The youthful face looked troubled in the firelight. “It’s true King Charles hasn’t always obeyed the rules,” murmured Montrose. “That is why I supported the Covenant at first. But then I saw the greater danger we courted. If a group of subjects takes over the king’s power, they may become a far worse tyrant than ever a king could be, and that is what happened. You see yourselves how the Covenant oppresses the people; and I think those who are fighting for the Parliament in this war may find that they’ve used their own blood and their own fortunes to buy vultures and tigers to rule over them. To tell you the truth, my friends, I don’t know the right way to handle a king who abuses his power, but I do know that this is the wrong way. Perhaps there should be some limit set to the amount of power that one man or group can have.”

Kelpie chewed her lip thoughtfully. Och, now, and there was a good idea. She could think of several such whose power should be limited to nothing at all. She would begin with Argyll and the Covenant, and go on to the Lowlander and Mina and Bogle. But how would one set about arranging this?

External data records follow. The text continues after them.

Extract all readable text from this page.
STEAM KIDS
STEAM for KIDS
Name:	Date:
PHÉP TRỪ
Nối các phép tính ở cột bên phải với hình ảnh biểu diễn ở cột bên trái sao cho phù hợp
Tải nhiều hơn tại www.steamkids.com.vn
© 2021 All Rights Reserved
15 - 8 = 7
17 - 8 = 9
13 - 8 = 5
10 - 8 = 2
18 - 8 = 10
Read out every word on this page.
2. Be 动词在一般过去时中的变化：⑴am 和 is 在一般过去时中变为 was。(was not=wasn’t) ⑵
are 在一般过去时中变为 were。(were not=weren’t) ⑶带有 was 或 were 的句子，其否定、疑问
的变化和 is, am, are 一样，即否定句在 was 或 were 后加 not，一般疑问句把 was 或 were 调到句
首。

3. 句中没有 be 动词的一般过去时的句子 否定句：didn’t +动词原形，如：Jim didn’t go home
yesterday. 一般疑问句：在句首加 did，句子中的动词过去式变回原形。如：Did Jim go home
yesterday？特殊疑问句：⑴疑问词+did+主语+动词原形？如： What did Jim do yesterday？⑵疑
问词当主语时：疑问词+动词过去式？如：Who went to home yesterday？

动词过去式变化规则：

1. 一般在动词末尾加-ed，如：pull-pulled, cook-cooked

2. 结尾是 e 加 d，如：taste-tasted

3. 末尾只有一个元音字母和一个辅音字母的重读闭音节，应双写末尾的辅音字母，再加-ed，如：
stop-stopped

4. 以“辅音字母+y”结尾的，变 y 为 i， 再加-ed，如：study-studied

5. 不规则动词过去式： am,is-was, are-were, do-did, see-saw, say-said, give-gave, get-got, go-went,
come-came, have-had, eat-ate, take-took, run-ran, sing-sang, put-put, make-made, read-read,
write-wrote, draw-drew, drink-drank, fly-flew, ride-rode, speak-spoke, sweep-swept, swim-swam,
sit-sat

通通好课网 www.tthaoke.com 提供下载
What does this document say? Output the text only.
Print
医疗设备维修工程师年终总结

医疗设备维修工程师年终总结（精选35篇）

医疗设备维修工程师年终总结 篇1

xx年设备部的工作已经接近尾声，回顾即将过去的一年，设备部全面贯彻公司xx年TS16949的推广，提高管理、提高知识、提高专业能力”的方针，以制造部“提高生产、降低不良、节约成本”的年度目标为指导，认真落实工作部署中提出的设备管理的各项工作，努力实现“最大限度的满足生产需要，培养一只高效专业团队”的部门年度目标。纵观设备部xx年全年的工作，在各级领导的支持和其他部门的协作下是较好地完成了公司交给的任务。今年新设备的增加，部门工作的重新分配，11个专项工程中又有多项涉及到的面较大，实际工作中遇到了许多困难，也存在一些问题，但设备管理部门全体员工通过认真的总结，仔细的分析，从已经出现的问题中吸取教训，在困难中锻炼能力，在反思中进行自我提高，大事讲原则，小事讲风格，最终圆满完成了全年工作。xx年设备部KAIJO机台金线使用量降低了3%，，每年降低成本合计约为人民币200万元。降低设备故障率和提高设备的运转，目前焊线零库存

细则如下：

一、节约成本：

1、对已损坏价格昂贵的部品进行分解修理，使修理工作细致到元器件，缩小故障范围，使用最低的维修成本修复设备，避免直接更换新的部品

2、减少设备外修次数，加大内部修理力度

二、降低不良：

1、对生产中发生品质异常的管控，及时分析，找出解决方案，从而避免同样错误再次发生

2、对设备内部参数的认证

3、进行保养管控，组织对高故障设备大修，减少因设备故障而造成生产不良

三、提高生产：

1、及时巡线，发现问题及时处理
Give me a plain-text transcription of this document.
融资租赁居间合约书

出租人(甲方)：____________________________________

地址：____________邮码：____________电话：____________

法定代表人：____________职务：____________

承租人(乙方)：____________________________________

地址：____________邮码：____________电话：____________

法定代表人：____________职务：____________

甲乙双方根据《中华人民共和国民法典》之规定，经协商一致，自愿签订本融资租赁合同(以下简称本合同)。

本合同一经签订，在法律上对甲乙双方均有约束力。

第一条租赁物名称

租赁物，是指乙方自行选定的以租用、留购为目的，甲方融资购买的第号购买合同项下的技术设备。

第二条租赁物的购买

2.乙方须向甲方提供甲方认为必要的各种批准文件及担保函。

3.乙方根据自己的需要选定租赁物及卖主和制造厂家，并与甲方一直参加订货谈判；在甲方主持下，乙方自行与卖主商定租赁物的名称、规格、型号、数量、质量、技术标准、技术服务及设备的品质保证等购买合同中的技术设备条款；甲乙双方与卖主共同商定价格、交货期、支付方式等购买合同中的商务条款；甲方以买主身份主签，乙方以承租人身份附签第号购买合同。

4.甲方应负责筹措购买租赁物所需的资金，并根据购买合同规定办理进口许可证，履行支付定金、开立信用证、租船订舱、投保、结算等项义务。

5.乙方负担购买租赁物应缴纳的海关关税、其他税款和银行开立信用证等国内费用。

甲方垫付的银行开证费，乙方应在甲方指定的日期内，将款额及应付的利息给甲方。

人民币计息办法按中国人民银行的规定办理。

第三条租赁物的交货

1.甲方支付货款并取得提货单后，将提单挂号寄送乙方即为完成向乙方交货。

In her preoccupation, Kelpie forgot that she was hiding and carelessly shifted her position so that a twig cracked. A small twig it was, and most folk would never have noticed, but these men were well schooled in danger. Three heads turned as one, and an instant later Antrim’s huge hand was plucking her from her hiding place as he would a puppy.

Dhé!” He chortled, holding her up in the orange light of the fire and looking her over with interest. “Here’s a fine dangerous enemy in our midst.”

“Och, indeed and I am not!” protested Kelpie as well as she could. She tucked in her lip and looked pathetically at Montrose. “Do not be letting him hurt me, your Lordship!” she begged in English. “’Tis only a poor, wee, harmless—”

“Let her down, Alistair,” suggested Montrose gently, “and perhaps she can tell us what she was doing there.”

“Spying for Argyll, perhaps?” suggested Patrick narrowly, looking at her gray dress.

Kelpie’s indignation was genuine. “That nathrach!” She sputtered earnestly and went on to curse him vigorously. “He is a droch-inntinneach uruisg and a red-haired devil with a black heart in him!”

Montrose, who knew little Gaelic, looked interested. “What was that?” he inquired, and Antrim chuckled.